New UK-EU Deal to Boost Food Trade and Cut Border Delays

Britain's prime minister Keir Starmer (C) poses with European Commission president Ursula von der Leyen (L) and European Council president Antonio Costa as they arrive to attend the first UK-EU Summit since Britain's withdrawal from the EU in January 2020, to discuss plans for resetting the UK's relationship with the bloc, on May 19, 2025 in London, United Kingdom.

Photo by Henry Nicholls - WPA Pool/Getty Images

Britain's new food standards deal with the European Union to prevent border checks on agricultural produce such as meat and dairy will further ease contentious post-Brexit trade frictions between Northern Ireland and the rest of the UK.

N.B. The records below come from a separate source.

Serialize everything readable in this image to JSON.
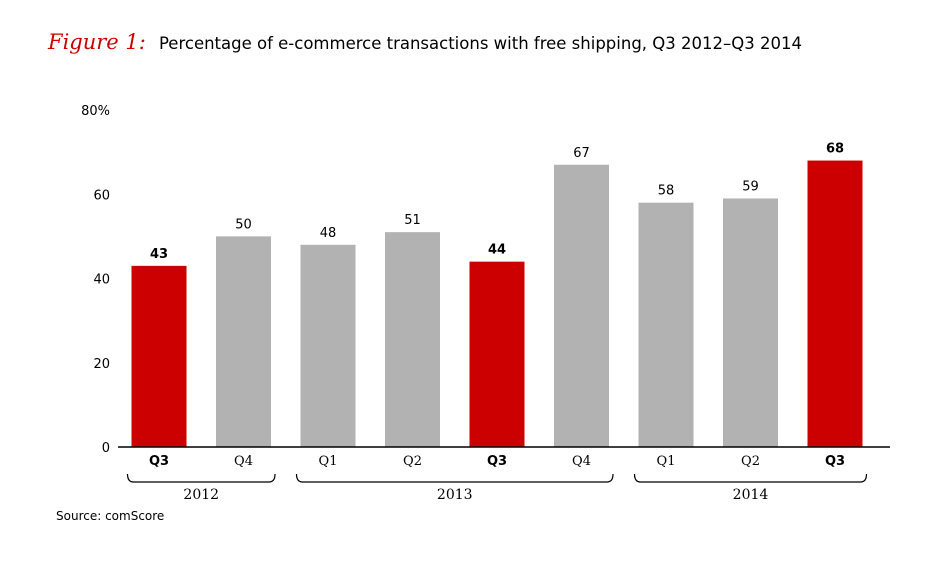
{
  "figure_label": "Figure 1:",
  "title": "Percentage of e-commerce transactions with free shipping, Q3 2012–Q3 2014",
  "source": "Source: comScore",
  "colors": {
    "highlight": "#cc0000",
    "default": "#b2b2b2"
  },
  "chart_data": {
    "type": "bar",
    "categories": [
      "Q3",
      "Q4",
      "Q1",
      "Q2",
      "Q3",
      "Q4",
      "Q1",
      "Q2",
      "Q3"
    ],
    "values": [
      43,
      50,
      48,
      51,
      44,
      67,
      58,
      59,
      68
    ],
    "highlighted": [
      true,
      false,
      false,
      false,
      true,
      false,
      false,
      false,
      true
    ],
    "year_groups": [
      {
        "label": "2012",
        "start": 0,
        "end": 1
      },
      {
        "label": "2013",
        "start": 2,
        "end": 5
      },
      {
        "label": "2014",
        "start": 6,
        "end": 8
      }
    ],
    "y_ticks": [
      "0",
      "20",
      "40",
      "60",
      "80%"
    ],
    "ylim": [
      0,
      80
    ],
    "grid": false
  }
}
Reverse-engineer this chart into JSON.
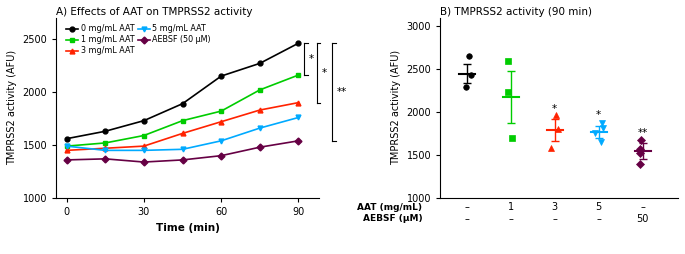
{
  "title_A": "A) Effects of AAT on TMPRSS2 activity",
  "title_B": "B) TMPRSS2 activity (90 min)",
  "xlabel_A": "Time (min)",
  "ylabel_A": "TMPRSS2 activity (AFU)",
  "ylabel_B": "TMPRSS2 activity (AFU)",
  "time_points": [
    0,
    15,
    30,
    45,
    60,
    75,
    90
  ],
  "lines": {
    "0 mg/mL AAT": {
      "color": "#000000",
      "marker": "o",
      "data": [
        1560,
        1630,
        1730,
        1890,
        2150,
        2270,
        2460
      ]
    },
    "1 mg/mL AAT": {
      "color": "#00cc00",
      "marker": "s",
      "data": [
        1490,
        1520,
        1590,
        1730,
        1820,
        2020,
        2160
      ]
    },
    "3 mg/mL AAT": {
      "color": "#ff2200",
      "marker": "^",
      "data": [
        1450,
        1470,
        1490,
        1610,
        1720,
        1830,
        1900
      ]
    },
    "5 mg/mL AAT": {
      "color": "#00aaff",
      "marker": "v",
      "data": [
        1490,
        1450,
        1450,
        1460,
        1540,
        1660,
        1760
      ]
    },
    "AEBSF (50 μM)": {
      "color": "#660044",
      "marker": "D",
      "data": [
        1360,
        1370,
        1340,
        1360,
        1400,
        1480,
        1540
      ]
    }
  },
  "ylim_A": [
    1000,
    2700
  ],
  "yticks_A": [
    1000,
    1500,
    2000,
    2500
  ],
  "xticks_A": [
    0,
    30,
    60,
    90
  ],
  "scatter_B": {
    "0 mg/mL": {
      "color": "#000000",
      "marker": "o",
      "points": [
        2290,
        2430,
        2660
      ],
      "mean": 2450,
      "sd": 115
    },
    "1 mg/mL": {
      "color": "#00cc00",
      "marker": "s",
      "points": [
        1700,
        2230,
        2600
      ],
      "mean": 2180,
      "sd": 300
    },
    "3 mg/mL": {
      "color": "#ff2200",
      "marker": "^",
      "points": [
        1580,
        1800,
        1970
      ],
      "mean": 1790,
      "sd": 130
    },
    "5 mg/mL": {
      "color": "#00aaff",
      "marker": "v",
      "points": [
        1650,
        1760,
        1820,
        1870
      ],
      "mean": 1770,
      "sd": 75
    },
    "AEBSF": {
      "color": "#660044",
      "marker": "D",
      "points": [
        1400,
        1530,
        1570,
        1680
      ],
      "mean": 1545,
      "sd": 95
    }
  },
  "ylim_B": [
    1000,
    3100
  ],
  "yticks_B": [
    1000,
    1500,
    2000,
    2500,
    3000
  ],
  "sig_B": {
    "3 mg/mL": "*",
    "5 mg/mL": "*",
    "AEBSF": "**"
  },
  "aat_labels": [
    "–",
    "1",
    "3",
    "5",
    "–"
  ],
  "aebsf_labels": [
    "–",
    "–",
    "–",
    "–",
    "50"
  ]
}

The Sanitary and Phytosanitary (SPS) agreement, a key part of Monday's wider reset in relations, seeks to vastly cut checks and paperwork on plant and animal products, reduce lengthy lorry queues and allow food and drink to be traded more freely again.


It also means that food and horticultural products being shipped to British-ruled Northern Ireland from the rest of the UK will no longer need the politically sensitive checks which have been in place since Britain left the EU.

The joint agreement "will make it easier for food and drink to be imported and exported" to reduce "burdens on businesses and led to lengthy lorry queues at the border", London said.

"Some routine checks on animal and plant products will be removed completely," it added.

Northern Ireland remained in the EU single market for goods when the rest of the UK left in order to keep open the border with EU member Ireland, but that necessitated specific trade rules first simplified two years ago under the Windsor Framework deal.

The specific arrangements for Northern Ireland dominated politics in the region for years, and led to a two-year boycott of the devolved assembly by the main pro-British party, the Democratic Unionist Party (DUP), until early last year.

The deal was welcomed by business groups and most political parties. The DUP said it would need to study the detail.

"While we can recognise in superficial terms that there has been some progress, progress alone, with the architecture remaining in a way that leaves us in a distinctly different position from the rest of United Kingdom, is something we cannot countenance long term," DUP leader Gavin Robinson told reporters.

The Windsor Framework will remain in place alongside the SPS agreement, meaning customs declarations will still be required at Northern Irish ports but also permitting Northern Irish firms to retain greater access to EU markets that others in the UK.

"Of course this deal does not solve every challenge overnight, but it sets a very welcome new tone," Tina McKenzie, policy chair of the Federation of Small Businesses said in a statement.

The European Union is by far the UK's largest trading partner, but British exports to the bloc have fallen by 21 per cent, and imports by 7 per cent, since it left the EU in 2020.